Scott Brooks

Waxahachie Sun Publisher Scott Brooks

Pardon the exaggeration but I’m guessing millions of newspaper columns have been written over the years about the sights and sounds of small town parades. Like some of you, I’ve had the pleasure of living in many cities, big and small, that take great pride in putting on parades and, in nearly every case, I’ve genuinely enjoyed the experience.

Of all the parades I’ve attended, Waxahachie does it best. Yes, there are fancier, more glamorous parades. Yes, there are parades that receive far more attention. And, for sure, most parades I know of aren’t interrupted by loud obnoxious trains. None, though, represent the authentic goodness of its community like Waxahachie. With folks lining the streets well in advance of the start of the parade, what I see and hear every time are the sights and sounds of a real America. No dopey protests about this or that, no taking a knee as a flag-adorned float passes by and certainly no complaints about the deep meaning of, in the case of Thursday’s parade, Independence Day.

Waxahachie is America. We love the flag and the opportunity to wear red, white and blue. More so, we love those who have sacrificed so much for the sake of the country. Countless times Thursday I heard men, women and even children thank veterans for their service in defending America. I watched as everyone stood to recognize several floats carrying men and women who were, and are, willing to journey to foreign lands to keep the country safe. I saw wrinkled faces protected from the sun by hats pronouncing the pride veterans have for the battles in which they risked their lives. In those vets, I saw the essence of America and what basic human goodness looks like. I listened as young band members played the kind of music that, just by sound alone, can produce involuntary chills. 
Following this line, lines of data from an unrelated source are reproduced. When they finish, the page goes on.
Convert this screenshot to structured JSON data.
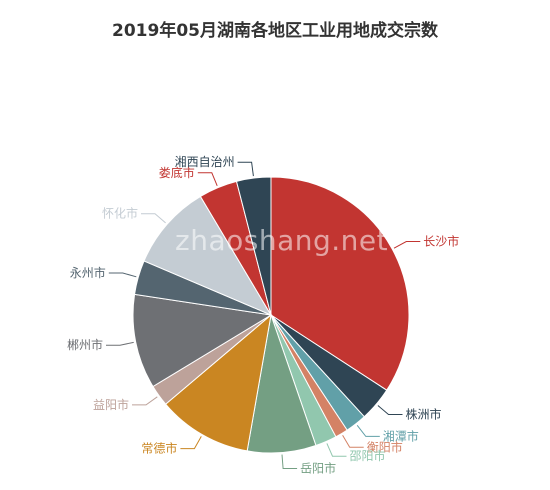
{
  "title": "2019年05月湖南各地区工业用地成交宗数",
  "watermark": "zhaoshang.net",
  "chart_data": {
    "type": "pie",
    "title": "2019年05月湖南各地区工业用地成交宗数",
    "slices": [
      {
        "name": "长沙市",
        "value": 34,
        "color": "#c23531"
      },
      {
        "name": "株洲市",
        "value": 4,
        "color": "#2f4554"
      },
      {
        "name": "湘潭市",
        "value": 2.5,
        "color": "#61a0a8"
      },
      {
        "name": "衡阳市",
        "value": 1.5,
        "color": "#d48265"
      },
      {
        "name": "邵阳市",
        "value": 2.5,
        "color": "#91c7ae"
      },
      {
        "name": "岳阳市",
        "value": 8,
        "color": "#749f83"
      },
      {
        "name": "常德市",
        "value": 11,
        "color": "#ca8622"
      },
      {
        "name": "益阳市",
        "value": 2.5,
        "color": "#bda29a"
      },
      {
        "name": "郴州市",
        "value": 11,
        "color": "#6e7074"
      },
      {
        "name": "永州市",
        "value": 4,
        "color": "#546570"
      },
      {
        "name": "怀化市",
        "value": 10,
        "color": "#c4ccd3"
      },
      {
        "name": "娄底市",
        "value": 4.5,
        "color": "#c23531"
      },
      {
        "name": "湘西自治州",
        "value": 4,
        "color": "#2f4554"
      }
    ]
  }
}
Truth is, America needs towns like Waxahachie. For it is in places like Waxahachie that attending a parade is a priority. It is here where we know what it means to appreciate and care for fellow citizens. One look at the number of nonprofits will leave little doubt about that fact. In Waxahachie, we still treasure the value of community and the importance of decency. We care about God and church. We seek to provide quality education and activities that enable continued community growth. The vast majority of those who call Waxahachie home would rather use their time to contribute than to tear down and we care about community leadership. And, without question, we want all people here to be included. 

The parade on Thursday reveals the nature of Waxahachie. It defines it, as well. No city or town is perfect but Waxahachie strives to be as good as it can at a time in America’s history when goodness is being squeezed from the public square. As big cities suffer moral declines, economic challenges and foundational fractures, our city continues to be just the opposite. Our economy is strong, we care about doing the right things right and the desire to reinvest in Waxahachie’s future is significant.

I’m grateful to call Waxahachie my home and am pretty certain you do, too. The parade on Thursday is but one sign of that yet it is a big sign. People didn’t line the streets to capture float loads of candy. We didn’t sweat under a hot Texas sun to simply pass time and we didn’t secure our customary spot to observe a bunch of wild theatrics and crazy scenes in motion. Instead, we took part because we love what Independence Day stands for and because we can’t get enough of the real essence of small town America. Next up will be the Homecoming parade and, of course, Christmas. While different in nature, the streets will be as crowded and the festivity of this special city will manifest once again.   

Whether it’s about the freedom America embodies, the excitement of football games and reunions or the joy of celebrating Christ’s birth, there’s nothing like Waxahachie on parade.